Но вместо этого Алек снова нагнулся и поцеловал Джинни так, что она почувствовала собственный вкус во рту.
— Раскрой губы, — велел он, и Джинни повиновалась. Ей и в голову не пришло снова укусить его. Какое восхитительное ощущение! И на вкус он великолепен! Вот только внизу живота снова эта сладостно-томительная боль.
Джинни охнула.
— Хм?
— Опять начинается это.
Алек поднял голову, ухмыльнулся и легко очертил кончиками пальцев контур ее лица.
— Невероятно похотливая женщина! Желаешь, чтобы я ублажил тебя еще раз?
— Конечно, нет, — поспешно заверила Джинни. — Хочу, чтобы вы меня освободили.
— Знаешь, мы могли бы провести остаток ночи, просто экспериментируя. Проверить, сколько раз твое тело взорвется наслаждением. Существует много дорог, ведущих к цели, если можно так выразиться. Хочешь сделаться исследователем, Джинни, вместе со мной? Или просто согласишься быть орудием эксперимента?

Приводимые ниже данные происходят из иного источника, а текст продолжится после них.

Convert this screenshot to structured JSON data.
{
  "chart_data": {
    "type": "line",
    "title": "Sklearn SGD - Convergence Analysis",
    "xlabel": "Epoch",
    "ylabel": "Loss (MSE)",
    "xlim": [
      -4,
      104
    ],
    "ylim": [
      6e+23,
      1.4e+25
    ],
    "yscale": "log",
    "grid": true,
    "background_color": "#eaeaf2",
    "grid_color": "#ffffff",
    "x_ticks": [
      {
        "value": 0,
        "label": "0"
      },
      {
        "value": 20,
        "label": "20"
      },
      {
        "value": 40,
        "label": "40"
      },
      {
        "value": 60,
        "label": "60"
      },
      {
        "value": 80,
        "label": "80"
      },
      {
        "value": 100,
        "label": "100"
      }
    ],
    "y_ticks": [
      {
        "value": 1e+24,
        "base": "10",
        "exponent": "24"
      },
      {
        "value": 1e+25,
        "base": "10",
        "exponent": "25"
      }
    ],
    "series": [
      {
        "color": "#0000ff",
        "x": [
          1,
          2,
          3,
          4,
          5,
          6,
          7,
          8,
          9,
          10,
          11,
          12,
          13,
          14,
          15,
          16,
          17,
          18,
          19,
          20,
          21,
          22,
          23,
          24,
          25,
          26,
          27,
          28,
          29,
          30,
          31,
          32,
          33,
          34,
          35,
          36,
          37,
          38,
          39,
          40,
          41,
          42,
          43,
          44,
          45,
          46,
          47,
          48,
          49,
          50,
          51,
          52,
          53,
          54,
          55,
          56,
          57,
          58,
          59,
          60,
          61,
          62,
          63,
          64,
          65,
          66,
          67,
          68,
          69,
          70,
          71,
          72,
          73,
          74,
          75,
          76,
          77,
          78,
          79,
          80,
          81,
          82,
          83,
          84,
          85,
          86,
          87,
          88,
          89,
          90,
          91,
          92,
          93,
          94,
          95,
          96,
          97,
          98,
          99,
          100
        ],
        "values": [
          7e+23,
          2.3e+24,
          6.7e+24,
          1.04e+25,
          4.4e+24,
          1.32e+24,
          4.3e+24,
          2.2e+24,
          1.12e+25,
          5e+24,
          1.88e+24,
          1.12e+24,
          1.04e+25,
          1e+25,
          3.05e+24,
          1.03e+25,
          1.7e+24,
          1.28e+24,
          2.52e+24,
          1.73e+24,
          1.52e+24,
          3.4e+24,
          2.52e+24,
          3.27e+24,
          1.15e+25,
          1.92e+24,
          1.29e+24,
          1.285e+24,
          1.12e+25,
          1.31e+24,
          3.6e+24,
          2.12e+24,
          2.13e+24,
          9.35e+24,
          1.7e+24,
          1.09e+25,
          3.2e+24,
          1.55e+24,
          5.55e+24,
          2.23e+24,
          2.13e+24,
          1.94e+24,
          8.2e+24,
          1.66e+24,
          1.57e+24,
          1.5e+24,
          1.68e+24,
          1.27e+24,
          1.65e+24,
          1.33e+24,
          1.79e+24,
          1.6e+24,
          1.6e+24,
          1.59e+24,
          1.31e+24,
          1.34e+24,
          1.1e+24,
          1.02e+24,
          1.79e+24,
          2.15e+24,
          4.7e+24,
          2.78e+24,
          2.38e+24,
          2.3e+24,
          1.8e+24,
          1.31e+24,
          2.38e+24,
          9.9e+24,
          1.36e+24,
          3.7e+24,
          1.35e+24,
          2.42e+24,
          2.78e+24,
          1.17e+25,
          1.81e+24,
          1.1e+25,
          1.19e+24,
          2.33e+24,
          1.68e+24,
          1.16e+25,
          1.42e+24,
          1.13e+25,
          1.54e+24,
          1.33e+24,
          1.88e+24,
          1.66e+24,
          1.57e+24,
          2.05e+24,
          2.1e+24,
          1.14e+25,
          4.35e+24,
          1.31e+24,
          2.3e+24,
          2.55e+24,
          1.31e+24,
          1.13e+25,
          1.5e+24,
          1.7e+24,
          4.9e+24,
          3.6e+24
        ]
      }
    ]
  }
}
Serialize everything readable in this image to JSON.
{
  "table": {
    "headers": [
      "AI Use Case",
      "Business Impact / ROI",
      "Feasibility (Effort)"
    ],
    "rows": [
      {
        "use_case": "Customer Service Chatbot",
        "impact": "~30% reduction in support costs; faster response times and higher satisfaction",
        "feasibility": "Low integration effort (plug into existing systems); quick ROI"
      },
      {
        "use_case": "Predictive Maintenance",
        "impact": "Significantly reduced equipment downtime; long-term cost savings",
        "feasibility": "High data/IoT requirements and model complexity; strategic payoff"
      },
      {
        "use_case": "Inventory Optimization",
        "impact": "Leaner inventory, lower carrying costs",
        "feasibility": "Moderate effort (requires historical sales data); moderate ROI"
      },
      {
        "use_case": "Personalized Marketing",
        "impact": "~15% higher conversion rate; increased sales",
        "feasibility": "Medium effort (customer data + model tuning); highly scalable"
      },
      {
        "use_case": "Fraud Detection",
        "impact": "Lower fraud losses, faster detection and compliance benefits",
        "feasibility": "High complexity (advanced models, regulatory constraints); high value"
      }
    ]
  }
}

— По-моему, я вряд ли похожа на развратную, распущенную женщину.
— Не совсем развратную, конечно, но в вас много страсти, мисс Пакстон, и мне, пожалуй, не мешало бы узнать, на что еще вы способны. Это выражение лица, когда вы испытываете экстаз, — великолепное сочетание девственной невинности и буйной похоти. Признаюсь, это греет мое циничное, все испытавшее, закаленное сердце.
— Отпустите меня, Алек.
— Возможно, мне следует это сделать. Однако в следующий раз мне хотелось бы заставить тебя испытать блаженство снова и снова и при этом видеть твое лицо.
— Следующего раза не будет.
Лицо Алека внезапно стало жестким и до того неумолимым, что Джинни невольно вздрогнула. Однако голос звучал небрежно, почти шутливо:
— Думаешь, нет? Вижу, ты опять абсолютно уверена в этом. Тебе необходимо получше узнать меня, Джинни, просто необходимо. Когда я в следующий раз возьму тебя, как сегодня, возможно, никого не придется связывать. Ну а теперь, как твоя лодыжка? По-моему, опухоль немного спала.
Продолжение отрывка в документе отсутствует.